Final answer:
The z-transform of the number sequence generated by sampling the time function e(t) = 2t every T seconds, starting at t = 0, is E(z) = 2T / (1 - 2Tz^(-1)), which is valid inside the region of convergence where |2Tz^(-1)| < 1.
Step-by-step explanation:
The question is asking to find the z-transform of a number sequence that results from sampling a time function e(t) = 2t every T seconds, starting from t = 0. The z-transform of a discrete sequence x[n] is defined as:
X(z) = Σ (x[n] * z^(-n))
For this specific function, the sequence is x[n] = 2nT where n is an integer representing the sample number.

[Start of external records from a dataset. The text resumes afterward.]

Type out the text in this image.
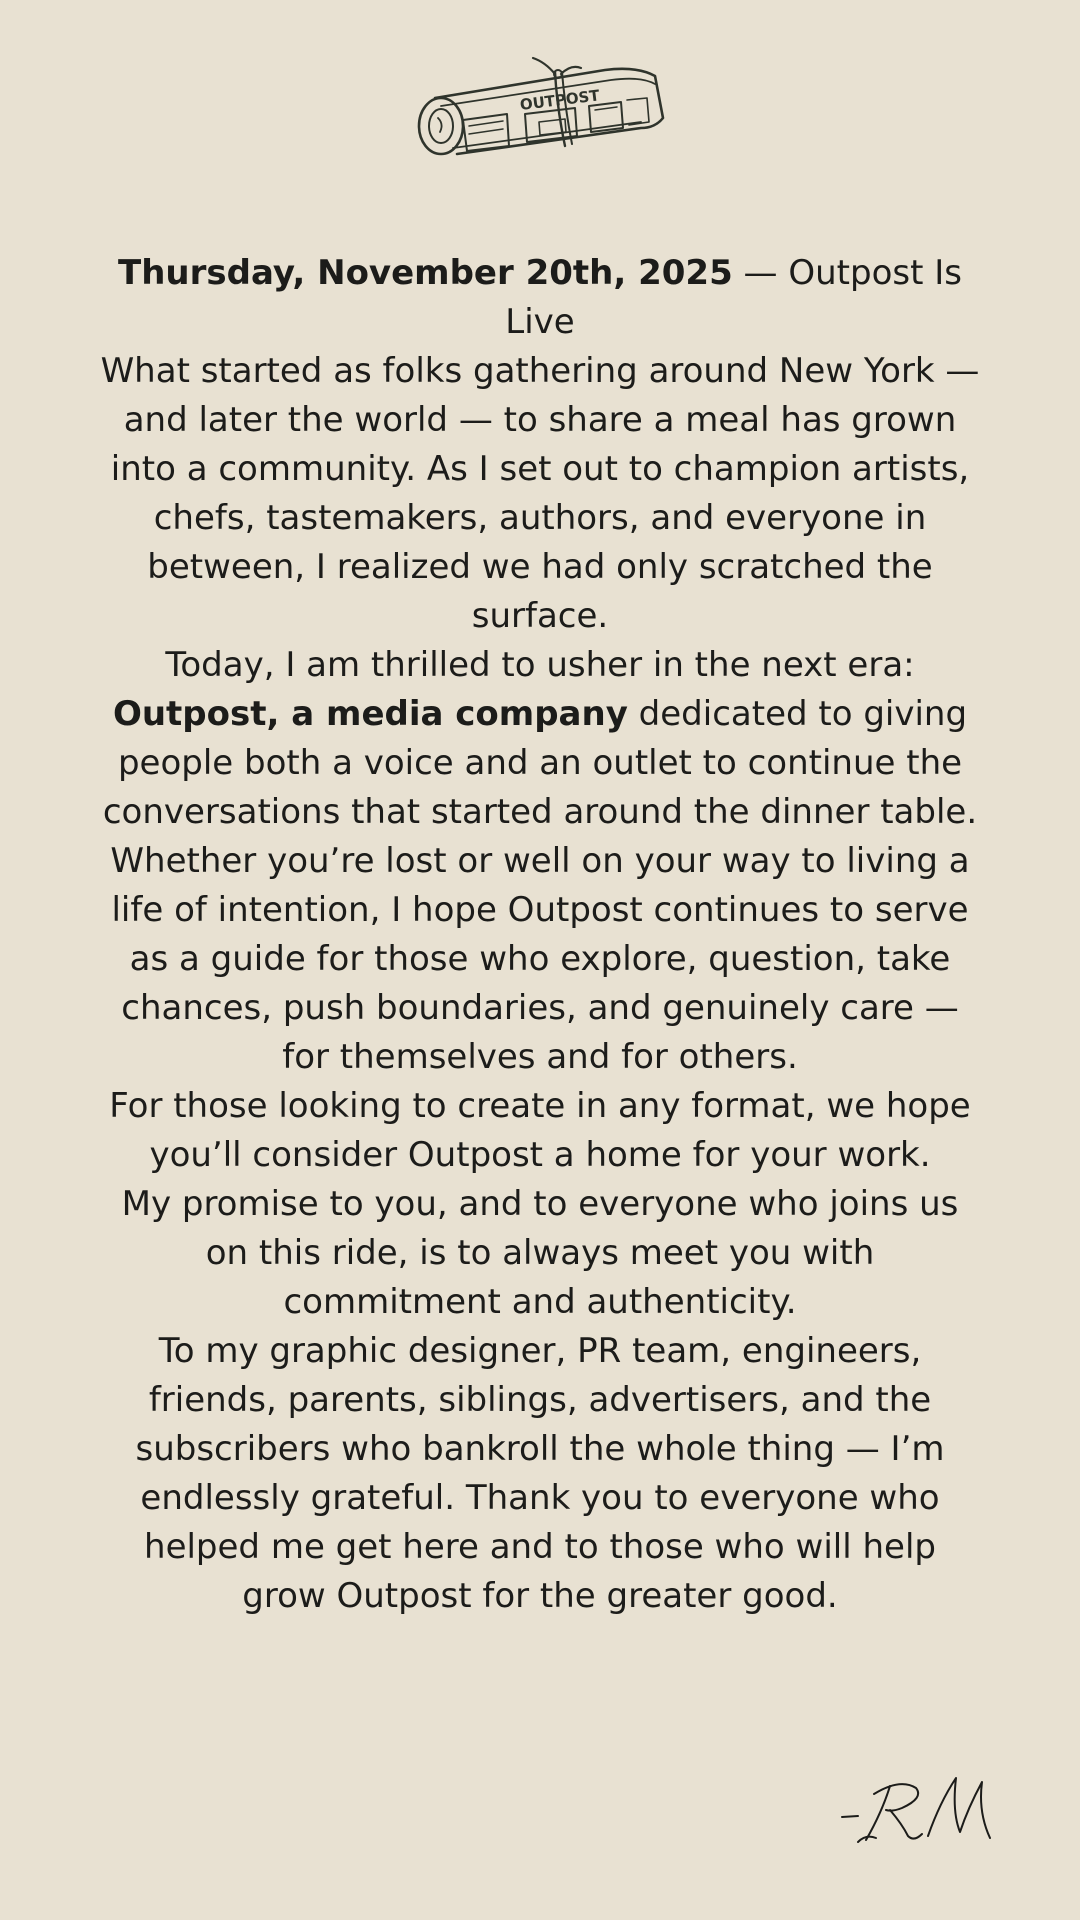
OUTPOST

Thursday, November 20th, 2025 — Outpost Is Live

What started as folks gathering around New York — and later the world — to share a meal has grown into a community. As I set out to champion artists, chefs, tastemakers, authors, and everyone in between, I realized we had only scratched the surface.

Today, I am thrilled to usher in the next era: Outpost, a media company dedicated to giving people both a voice and an outlet to continue the conversations that started around the dinner table.

Whether you’re lost or well on your way to living a life of intention, I hope Outpost continues to serve as a guide for those who explore, question, take chances, push boundaries, and genuinely care — for themselves and for others.

For those looking to create in any format, we hope you’ll consider Outpost a home for your work.

My promise to you, and to everyone who joins us on this ride, is to always meet you with commitment and authenticity.

To my graphic designer, PR team, engineers, friends, parents, siblings, advertisers, and the subscribers who bankroll the whole thing — I’m endlessly grateful. Thank you to everyone who helped me get here and to those who will help grow Outpost for the greater good.
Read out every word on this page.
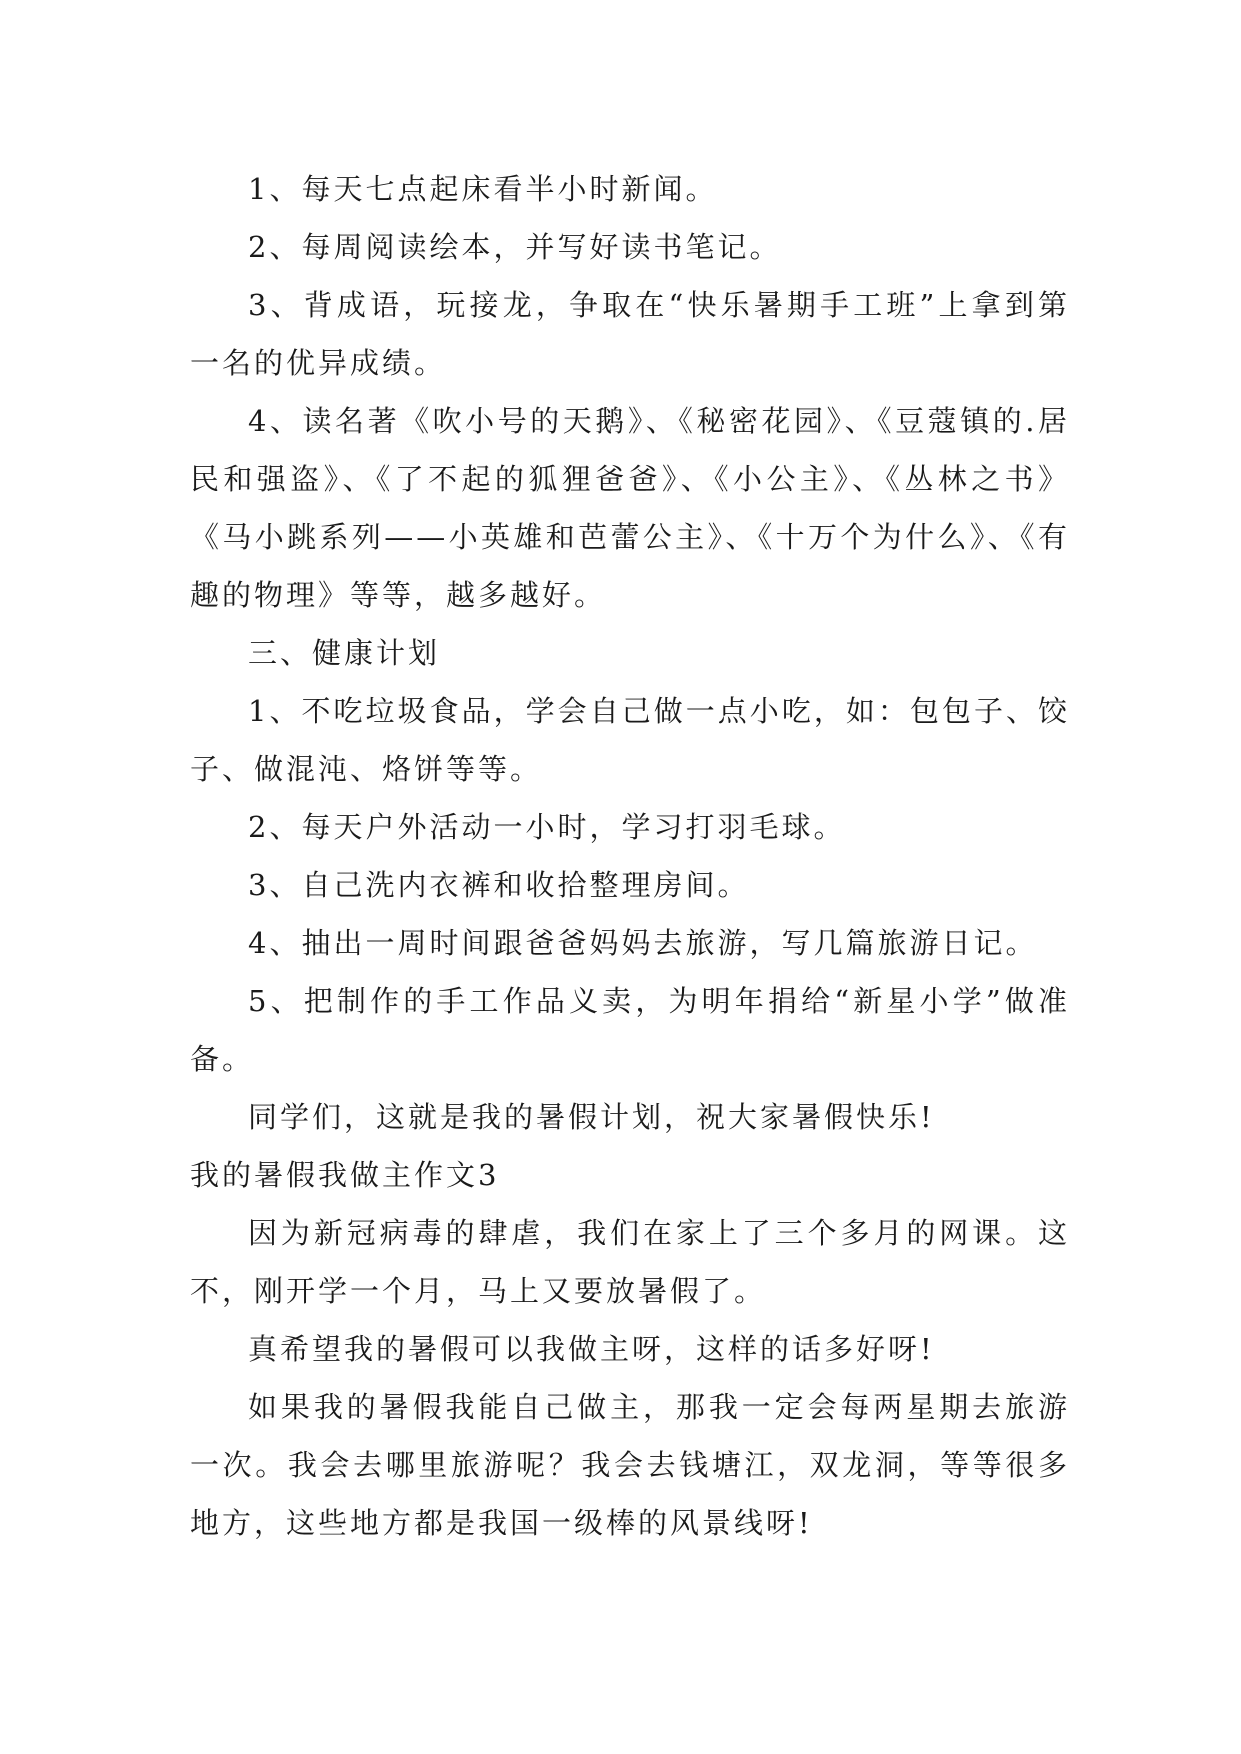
1、每天七点起床看半小时新闻。

2、每周阅读绘本，并写好读书笔记。

3、背成语，玩接龙，争取在“快乐暑期手工班”上拿到第一名的优异成绩。

4、读名著《吹小号的天鹅》、《秘密花园》、《豆蔻镇的.居民和强盗》、《了不起的狐狸爸爸》、《小公主》、《丛林之书》《马小跳系列——小英雄和芭蕾公主》、《十万个为什么》、《有趣的物理》等等，越多越好。

三、健康计划

1、不吃垃圾食品，学会自己做一点小吃，如：包包子、饺子、做混沌、烙饼等等。

2、每天户外活动一小时，学习打羽毛球。

3、自己洗内衣裤和收拾整理房间。

4、抽出一周时间跟爸爸妈妈去旅游，写几篇旅游日记。

5、把制作的手工作品义卖，为明年捐给“新星小学”做准备。

同学们，这就是我的暑假计划，祝大家暑假快乐!

我的暑假我做主作文3

因为新冠病毒的肆虐，我们在家上了三个多月的网课。这不，刚开学一个月，马上又要放暑假了。

真希望我的暑假可以我做主呀，这样的话多好呀!

如果我的暑假我能自己做主，那我一定会每两星期去旅游一次。我会去哪里旅游呢？我会去钱塘江，双龙洞，等等很多地方，这些地方都是我国一级棒的风景线呀!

If we sample the time function e(t) = 2t every T seconds, the sampled sequence can be represented as e[n] = 2nT, because t = nT for n = 0, 1, 2, .... The z-transform of this sequence would then be:
E(z) = Σ (2nT * z^(-n))
This is a geometric series in terms of z^(-1), and its closed form can be derived using the formula for the sum of a geometric series provided that |2Tz^(-1)| < 1. The closed form of the z-transform for the given number sequence can then be expressed as:
E(z) = 2T / (1 - 2Tz^(-1))
This expression is only valid inside the region of convergence (ROC) where |2Tz^(-1)| < 1.